After being rejected by the electorate, a beleaguered Congress Party is bracing itself for a fresh onslaught with several senior leaders busy writing their memoirs. Already at the receiving end from its cadres, the Congress party’s First Family could find itself in the firing line again as there is a growing buzz that the authors plan to spill the beans on the behind-the-scenes machinations in the party.

Expelled Congress leader and former External Affairs Minister K Natwar Singh was first off the block last year with his autobiography One Life is not Enough in which he was particularly critical of party president Sonia Gandhi and former Prime Minister Manmohan Singh.

Veteran Congress leader Mohsina Kidwai is in the process of putting together her memoirs, while former Union minister and governor Margaret Alva’s autobiography is due to come out soon. Indira Gandhi’s all-powerful secretary RK Dhawan, who had a ringside view of the inner functioning of the party and the government, is also planning to write a “tell-all” account of his days in the Prime Minister’s Office.

Former Union minister Salman Khurshid is writing a book that promises to provide an insight into the working of the second United Progressive Alliance government, which was marked by unsavoury scams and corruption scandals, a virtually defunct Prime Minister’s Office and squabbling Cabinet ministers.

Even if Khurshid chooses to provide a sanitised version of those five eventful years, the book may still end up embarrassing the party, which is battling for survival.

Fortunately for the First Family, it was spared the blushes as President Pranab Mukherjee’s The Dramatic Decade: The Indira Gandhi Years steered clear of all controversy.

Unable to rein in leaders

Reports about these books have once again focused attention on the ongoing generational war in the Congress. As the party prepares for a younger team under Rahul Gandhi, a large number of old-timers, who are in their mid-seventies, will find themselves out of the electoral race by the time the next elections are held. Since the party is no longer in power, it cannot accommodate these leaders as governors or chairmen of official boards and commissions. With little possibility of a position in the party, it will be difficult be rein in these footloose leaders who will have no qualms about speaking out.

Former Union minister Hans Raj Bhardwaj’s diatribe against the party leadership is a case in point. Once a self-proclaimed Gandhi family loyalist, he has not minced words in criticising Sonia Gandhi, calling her a “bechari” and charging that she was in the “grip of sycophants and corrupt people”. Luckily for the Congress, there is no news yet about Bharadwaj writing a book but then it is early days yet.

Natwar Singh’s book, in which he described the Congress president as “deliberately capricious, authoritarian, obsessively secretive and suspicious”, set the ball rolling. Calling her a “prima donna”, Natwar Singh went on to maintain that Sonia Gandhi’s residence “10 Janpath was the real seat of power and the centre from where she controlled the political actions of the UPA government” and discreetly monitored the functioning of most important ministries in the government.

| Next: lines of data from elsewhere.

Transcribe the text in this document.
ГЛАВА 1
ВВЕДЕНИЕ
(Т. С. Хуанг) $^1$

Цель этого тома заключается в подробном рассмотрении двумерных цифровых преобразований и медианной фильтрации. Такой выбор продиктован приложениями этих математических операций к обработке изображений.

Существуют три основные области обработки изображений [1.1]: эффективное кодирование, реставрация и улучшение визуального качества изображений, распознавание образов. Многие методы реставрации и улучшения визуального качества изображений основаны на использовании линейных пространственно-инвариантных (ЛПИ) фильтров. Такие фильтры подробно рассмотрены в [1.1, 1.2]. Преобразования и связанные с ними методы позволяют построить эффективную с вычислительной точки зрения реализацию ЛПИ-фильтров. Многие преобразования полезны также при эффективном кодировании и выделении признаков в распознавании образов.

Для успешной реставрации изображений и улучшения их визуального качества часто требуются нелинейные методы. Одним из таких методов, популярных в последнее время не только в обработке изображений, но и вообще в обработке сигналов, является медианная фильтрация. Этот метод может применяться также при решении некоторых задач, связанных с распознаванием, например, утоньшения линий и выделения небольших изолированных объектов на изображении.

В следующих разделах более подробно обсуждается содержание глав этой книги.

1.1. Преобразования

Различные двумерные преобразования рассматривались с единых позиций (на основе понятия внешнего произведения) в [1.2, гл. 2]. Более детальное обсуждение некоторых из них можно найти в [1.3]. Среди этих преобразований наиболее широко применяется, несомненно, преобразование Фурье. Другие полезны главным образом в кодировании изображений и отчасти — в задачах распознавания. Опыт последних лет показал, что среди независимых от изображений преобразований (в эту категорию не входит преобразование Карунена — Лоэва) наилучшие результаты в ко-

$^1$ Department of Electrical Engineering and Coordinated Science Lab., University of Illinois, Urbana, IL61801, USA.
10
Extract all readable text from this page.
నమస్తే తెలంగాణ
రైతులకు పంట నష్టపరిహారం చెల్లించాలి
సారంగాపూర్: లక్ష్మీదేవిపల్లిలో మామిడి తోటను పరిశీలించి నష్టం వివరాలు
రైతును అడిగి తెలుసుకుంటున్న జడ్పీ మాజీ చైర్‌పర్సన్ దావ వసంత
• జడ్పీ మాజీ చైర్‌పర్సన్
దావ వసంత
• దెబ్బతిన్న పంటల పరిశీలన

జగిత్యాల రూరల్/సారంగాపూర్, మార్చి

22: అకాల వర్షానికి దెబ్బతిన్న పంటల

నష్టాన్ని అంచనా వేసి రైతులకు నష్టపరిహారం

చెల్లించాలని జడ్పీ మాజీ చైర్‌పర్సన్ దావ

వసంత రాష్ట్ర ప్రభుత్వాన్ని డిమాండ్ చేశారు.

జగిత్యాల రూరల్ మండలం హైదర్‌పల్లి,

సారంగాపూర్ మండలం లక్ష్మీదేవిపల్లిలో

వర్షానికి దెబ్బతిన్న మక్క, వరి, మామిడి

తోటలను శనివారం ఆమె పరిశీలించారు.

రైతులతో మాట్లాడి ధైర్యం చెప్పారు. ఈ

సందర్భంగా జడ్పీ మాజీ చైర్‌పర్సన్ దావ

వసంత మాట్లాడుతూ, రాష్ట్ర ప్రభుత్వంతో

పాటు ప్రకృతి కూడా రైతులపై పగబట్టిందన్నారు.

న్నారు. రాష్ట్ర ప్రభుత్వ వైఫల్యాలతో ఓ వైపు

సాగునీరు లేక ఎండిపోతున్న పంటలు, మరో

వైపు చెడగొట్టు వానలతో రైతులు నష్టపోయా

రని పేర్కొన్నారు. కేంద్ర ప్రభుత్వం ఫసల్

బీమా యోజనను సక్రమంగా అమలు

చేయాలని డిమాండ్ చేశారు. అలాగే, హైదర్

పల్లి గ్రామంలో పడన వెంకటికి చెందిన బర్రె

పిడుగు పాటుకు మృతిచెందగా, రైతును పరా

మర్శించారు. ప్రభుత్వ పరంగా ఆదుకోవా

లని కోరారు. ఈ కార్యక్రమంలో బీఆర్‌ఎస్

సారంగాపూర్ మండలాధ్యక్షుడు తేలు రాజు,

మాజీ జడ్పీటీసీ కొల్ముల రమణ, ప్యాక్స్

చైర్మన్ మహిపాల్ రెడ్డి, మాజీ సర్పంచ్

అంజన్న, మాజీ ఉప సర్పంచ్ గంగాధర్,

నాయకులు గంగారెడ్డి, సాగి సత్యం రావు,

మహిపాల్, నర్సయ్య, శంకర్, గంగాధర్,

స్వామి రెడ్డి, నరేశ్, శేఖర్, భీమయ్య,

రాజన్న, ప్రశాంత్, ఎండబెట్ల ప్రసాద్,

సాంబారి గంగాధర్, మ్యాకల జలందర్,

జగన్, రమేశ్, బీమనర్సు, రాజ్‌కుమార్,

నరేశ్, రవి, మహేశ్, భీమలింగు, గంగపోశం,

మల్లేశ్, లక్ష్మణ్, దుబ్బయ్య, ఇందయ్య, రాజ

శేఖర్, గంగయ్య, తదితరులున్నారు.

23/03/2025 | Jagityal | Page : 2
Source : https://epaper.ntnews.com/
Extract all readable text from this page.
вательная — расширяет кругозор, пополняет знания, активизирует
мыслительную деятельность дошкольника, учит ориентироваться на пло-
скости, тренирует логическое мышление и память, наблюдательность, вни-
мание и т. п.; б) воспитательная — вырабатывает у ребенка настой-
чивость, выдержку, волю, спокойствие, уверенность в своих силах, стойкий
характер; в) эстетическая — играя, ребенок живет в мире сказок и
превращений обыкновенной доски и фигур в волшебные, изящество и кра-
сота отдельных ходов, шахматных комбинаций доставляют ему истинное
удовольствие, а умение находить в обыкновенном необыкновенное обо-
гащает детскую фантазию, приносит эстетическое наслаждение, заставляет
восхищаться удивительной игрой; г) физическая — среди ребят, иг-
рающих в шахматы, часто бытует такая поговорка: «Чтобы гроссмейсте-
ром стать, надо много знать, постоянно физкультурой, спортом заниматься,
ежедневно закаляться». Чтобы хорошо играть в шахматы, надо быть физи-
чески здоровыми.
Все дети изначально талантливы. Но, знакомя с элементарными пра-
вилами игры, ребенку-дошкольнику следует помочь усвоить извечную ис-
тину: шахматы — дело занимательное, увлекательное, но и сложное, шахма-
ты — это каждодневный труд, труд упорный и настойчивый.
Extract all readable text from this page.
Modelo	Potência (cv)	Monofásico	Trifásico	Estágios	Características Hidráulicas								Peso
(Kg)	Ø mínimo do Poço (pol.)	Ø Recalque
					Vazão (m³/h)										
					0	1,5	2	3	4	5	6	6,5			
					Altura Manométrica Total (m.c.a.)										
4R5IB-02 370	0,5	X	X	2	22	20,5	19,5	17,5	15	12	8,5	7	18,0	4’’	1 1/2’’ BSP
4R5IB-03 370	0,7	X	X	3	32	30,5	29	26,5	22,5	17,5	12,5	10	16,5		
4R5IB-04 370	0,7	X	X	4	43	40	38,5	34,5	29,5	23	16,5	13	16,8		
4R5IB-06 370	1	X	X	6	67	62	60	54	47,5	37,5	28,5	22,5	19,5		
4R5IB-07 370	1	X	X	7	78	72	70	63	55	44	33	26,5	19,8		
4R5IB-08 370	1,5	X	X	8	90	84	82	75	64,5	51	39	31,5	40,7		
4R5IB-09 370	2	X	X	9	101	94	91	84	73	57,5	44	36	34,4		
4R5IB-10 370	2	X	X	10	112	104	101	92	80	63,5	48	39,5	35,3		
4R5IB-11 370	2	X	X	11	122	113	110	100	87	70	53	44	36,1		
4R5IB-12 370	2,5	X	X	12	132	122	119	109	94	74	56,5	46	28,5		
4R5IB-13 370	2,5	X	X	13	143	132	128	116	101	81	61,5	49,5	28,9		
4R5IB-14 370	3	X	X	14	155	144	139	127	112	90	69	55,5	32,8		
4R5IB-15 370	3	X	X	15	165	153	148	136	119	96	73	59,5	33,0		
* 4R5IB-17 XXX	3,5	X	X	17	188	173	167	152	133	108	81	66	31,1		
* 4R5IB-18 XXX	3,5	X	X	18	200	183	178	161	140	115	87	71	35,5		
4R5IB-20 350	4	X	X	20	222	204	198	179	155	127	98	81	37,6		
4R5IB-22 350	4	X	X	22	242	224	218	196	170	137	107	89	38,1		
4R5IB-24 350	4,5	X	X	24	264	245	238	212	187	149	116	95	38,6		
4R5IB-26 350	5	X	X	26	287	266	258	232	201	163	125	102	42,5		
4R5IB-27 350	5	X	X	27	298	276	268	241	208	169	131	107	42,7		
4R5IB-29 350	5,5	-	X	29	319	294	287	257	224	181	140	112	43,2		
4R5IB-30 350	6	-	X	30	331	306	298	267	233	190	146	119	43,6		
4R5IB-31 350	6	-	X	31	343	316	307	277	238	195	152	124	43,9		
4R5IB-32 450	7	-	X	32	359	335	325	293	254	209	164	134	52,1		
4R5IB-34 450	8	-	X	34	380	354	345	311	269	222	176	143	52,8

Predictably, the book generated a fair share of controversy and even forced the usually reticent Sonia Gandhi and Manmohan Singh to react sharply to its contents.

Almost a year after Natwar Singh set the cat among the pigeons, Congress loyalist Margaret Alva’s autobiography could well end up doing the same. In a recent interview with Anna MM Vetticad on shethepeople.tv, Alva revealed that her book will provide details about her falling out with Sonia Gandhi in 2008 over the distribution of tickets in the Karnataka assembly elections as a result of which she had to quit all party posts. Alva was subsequently rehabilitated as governor.

Quick to speak out

Like Natwar Singh, Alva was among Sonia Gandhi’s close confidants, having been picked up by Indira Gandhi for a Rajya Sabha seat back in 1974. But unlike Natwar Singh, her misunderstanding with the Congress president did not lead to a complete breakdown in their relation. Natwar Singh fell out with Sonia Gandhi after he was named as a beneficiary in the United Nations’ oil-for-food programme in Iraq. He resigned from the government, which eventually led to his exit from the Congress.

Alva, on the other hand, maintains in the interview that she continues to have a warm and cordial relationship with Sonia Gandhi. However, this has not stopped her from writing a “tell-all” book. As Alva confessed, she has never hesitated to speak out for which she “had to pay the price”. In this particular case, Alva had publicly criticised the party for its choice of candidates, alleging that party tickets were sold by some party leaders in the 2008 Karnataka assembly elections.

Alva recalls that Sonia Gandhi was upset with her for going public with her allegations in the midst of an election and told her “You have let me down.” Alva says she sent in an 11-page resignation letter in which she gave details of all that is wrong with the Congress.

While she steered clear of blaming the Congress leadership for the mess, she did point fingers at some leaders in the party though nobody was named. If the book is as revealing as it promises to be, it could reopen old wounds and put the focus back on the internal crisis in the party.